If you turn on a timer and trigger the timer event every second, RunLoop will start accumulating the time spent in each cycle, when the time accumulates enough for one second, the timer event will be triggered. If you are interested, you can find time to accumulate the relevant code in RunLoop's source code. You can deepen your understanding with the help of the following figure
If RunLoop's tasks are too heavy in a particular circle, the following may occur

So CADisplayLink and NSTimer can't guarantee punctuality.

GCD Timer

GCD timers are directly linked to the system kernel, independent of the RunLoop mechanism, so the time is quite accurate.

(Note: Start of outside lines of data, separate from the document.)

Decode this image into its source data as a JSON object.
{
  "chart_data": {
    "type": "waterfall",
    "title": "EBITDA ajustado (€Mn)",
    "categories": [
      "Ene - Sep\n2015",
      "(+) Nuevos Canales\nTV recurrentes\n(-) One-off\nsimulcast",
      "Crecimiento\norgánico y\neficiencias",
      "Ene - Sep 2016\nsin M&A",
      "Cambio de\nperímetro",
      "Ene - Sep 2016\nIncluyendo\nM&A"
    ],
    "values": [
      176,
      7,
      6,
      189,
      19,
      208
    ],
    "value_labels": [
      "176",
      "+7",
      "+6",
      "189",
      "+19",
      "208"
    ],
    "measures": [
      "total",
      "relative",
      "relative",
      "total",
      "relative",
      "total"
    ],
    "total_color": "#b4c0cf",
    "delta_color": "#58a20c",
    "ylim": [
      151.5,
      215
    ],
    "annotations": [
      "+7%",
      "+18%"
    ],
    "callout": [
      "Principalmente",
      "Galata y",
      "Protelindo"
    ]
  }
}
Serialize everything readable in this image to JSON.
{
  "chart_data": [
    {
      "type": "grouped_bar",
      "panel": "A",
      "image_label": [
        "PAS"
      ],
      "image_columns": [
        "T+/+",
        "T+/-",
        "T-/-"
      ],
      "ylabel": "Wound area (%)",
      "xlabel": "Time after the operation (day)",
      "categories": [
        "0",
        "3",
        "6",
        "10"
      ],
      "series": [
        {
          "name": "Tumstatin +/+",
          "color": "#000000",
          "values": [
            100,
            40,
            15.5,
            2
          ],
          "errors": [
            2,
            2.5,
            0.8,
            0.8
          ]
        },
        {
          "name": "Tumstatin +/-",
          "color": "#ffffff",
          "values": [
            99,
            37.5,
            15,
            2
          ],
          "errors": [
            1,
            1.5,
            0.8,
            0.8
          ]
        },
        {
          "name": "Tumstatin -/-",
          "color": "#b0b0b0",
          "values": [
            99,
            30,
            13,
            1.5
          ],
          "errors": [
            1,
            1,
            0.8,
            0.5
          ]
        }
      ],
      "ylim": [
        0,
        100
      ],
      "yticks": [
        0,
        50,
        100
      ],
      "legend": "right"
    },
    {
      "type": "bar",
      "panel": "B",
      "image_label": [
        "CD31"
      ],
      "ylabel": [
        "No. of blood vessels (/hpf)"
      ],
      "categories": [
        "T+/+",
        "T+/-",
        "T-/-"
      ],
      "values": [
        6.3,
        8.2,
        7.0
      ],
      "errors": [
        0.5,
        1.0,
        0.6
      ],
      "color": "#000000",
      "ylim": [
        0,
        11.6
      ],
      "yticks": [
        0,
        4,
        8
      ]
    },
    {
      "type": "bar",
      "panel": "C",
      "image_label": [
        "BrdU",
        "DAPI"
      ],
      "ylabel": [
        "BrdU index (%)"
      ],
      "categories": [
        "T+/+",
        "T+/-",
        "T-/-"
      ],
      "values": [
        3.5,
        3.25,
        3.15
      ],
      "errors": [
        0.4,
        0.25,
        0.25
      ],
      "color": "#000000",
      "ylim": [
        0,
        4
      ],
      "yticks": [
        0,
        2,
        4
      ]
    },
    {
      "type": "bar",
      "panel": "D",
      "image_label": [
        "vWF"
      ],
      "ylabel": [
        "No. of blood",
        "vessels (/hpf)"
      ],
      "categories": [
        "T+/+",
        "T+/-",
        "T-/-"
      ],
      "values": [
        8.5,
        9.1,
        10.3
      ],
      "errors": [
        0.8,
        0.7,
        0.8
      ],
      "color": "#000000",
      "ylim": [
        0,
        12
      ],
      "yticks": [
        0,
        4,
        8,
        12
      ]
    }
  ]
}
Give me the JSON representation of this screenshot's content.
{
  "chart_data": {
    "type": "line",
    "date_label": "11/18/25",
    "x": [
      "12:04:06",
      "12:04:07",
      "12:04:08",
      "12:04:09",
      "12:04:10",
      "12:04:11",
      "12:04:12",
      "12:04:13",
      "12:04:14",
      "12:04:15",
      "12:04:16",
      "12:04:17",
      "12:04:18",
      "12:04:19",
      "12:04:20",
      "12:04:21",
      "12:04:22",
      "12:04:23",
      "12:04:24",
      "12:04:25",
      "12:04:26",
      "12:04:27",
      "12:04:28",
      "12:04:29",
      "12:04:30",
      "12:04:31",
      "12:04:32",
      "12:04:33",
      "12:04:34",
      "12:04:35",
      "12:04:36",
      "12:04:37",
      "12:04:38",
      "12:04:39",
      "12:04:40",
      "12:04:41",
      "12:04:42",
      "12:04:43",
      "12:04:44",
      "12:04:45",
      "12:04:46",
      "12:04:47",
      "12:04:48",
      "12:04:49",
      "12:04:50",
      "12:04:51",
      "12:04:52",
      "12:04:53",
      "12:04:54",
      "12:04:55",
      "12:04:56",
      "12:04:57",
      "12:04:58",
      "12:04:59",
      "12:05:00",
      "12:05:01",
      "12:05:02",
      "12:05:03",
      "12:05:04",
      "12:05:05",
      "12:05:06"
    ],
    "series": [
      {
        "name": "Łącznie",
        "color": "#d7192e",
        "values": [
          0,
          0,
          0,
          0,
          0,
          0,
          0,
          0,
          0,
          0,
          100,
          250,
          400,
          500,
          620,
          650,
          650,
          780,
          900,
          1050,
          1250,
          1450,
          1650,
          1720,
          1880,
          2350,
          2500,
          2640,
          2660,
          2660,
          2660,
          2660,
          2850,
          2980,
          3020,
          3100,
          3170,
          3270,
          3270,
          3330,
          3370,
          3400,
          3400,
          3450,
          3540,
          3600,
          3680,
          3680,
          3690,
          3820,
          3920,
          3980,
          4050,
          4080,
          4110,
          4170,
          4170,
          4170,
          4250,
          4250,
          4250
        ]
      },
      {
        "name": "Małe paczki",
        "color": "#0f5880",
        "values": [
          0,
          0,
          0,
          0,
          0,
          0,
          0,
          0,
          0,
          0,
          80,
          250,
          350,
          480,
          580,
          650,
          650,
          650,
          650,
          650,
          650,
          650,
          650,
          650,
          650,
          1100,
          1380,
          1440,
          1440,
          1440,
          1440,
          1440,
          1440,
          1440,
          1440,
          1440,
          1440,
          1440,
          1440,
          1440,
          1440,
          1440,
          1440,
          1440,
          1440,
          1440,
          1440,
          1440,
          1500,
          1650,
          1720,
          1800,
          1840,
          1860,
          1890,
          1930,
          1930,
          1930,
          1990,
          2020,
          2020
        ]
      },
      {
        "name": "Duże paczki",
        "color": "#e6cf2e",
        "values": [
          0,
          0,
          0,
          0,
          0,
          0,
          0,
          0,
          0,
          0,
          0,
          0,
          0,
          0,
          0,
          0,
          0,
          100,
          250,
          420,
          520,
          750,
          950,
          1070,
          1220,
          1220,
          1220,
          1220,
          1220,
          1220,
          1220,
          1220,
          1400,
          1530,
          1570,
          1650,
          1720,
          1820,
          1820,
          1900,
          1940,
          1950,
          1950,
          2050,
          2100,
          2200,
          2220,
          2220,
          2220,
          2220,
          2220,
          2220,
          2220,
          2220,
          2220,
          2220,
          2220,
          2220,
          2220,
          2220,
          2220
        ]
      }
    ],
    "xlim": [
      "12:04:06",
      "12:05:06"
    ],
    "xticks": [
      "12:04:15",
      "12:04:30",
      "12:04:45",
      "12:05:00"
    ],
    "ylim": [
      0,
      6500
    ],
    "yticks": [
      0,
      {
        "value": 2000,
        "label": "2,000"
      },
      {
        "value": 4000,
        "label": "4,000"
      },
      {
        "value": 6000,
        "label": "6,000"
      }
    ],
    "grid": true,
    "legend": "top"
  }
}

The GCD timer is very simple to use, as shown below.

@interface ViewController ()
@property (nonatomic, strong) dispatch_source_t timer;
@end

@implementation ViewController

- (void)viewDidLoad {
    [super viewDidLoad];
    //Initialization timer
    self.timer = dispatch_source_create(DISPATCH_SOURCE_TYPE_TIMER, 0, 0, dispatch_get_main_queue());
    //start time
    dispatch_time_t startTime = dispatch_time(DISPATCH_TIME_NOW, 3.0*NSEC_PER_SEC);
    //Interval time
    uint64_t intervalTime = 1.0;
    //Error time
    uint64_t leewayTime = 0;
    //Setting Timer Time
    dispatch_source_set_timer(self.timer, startTime, 1.0 * NSEC_PER_SEC, 0 * NSEC_PER_SEC);
    //Setting Timer Callback Events
    dispatch_source_set_event_handler(self.timer, ^{
        //Timer Event Code
        NSLog(@"GCD timer event");
        //If the timer does not need to be repeated, you can cancel the timer here.
        dispatch_source_cancel(self.timer);
    });
    //Running Timer
    dispatch_resume(self.timer);
    
}

In addition, it should be noted that in the ARC environment, some objects created in the GCD do not need to be destroyed. GCD has already helped us with memory management.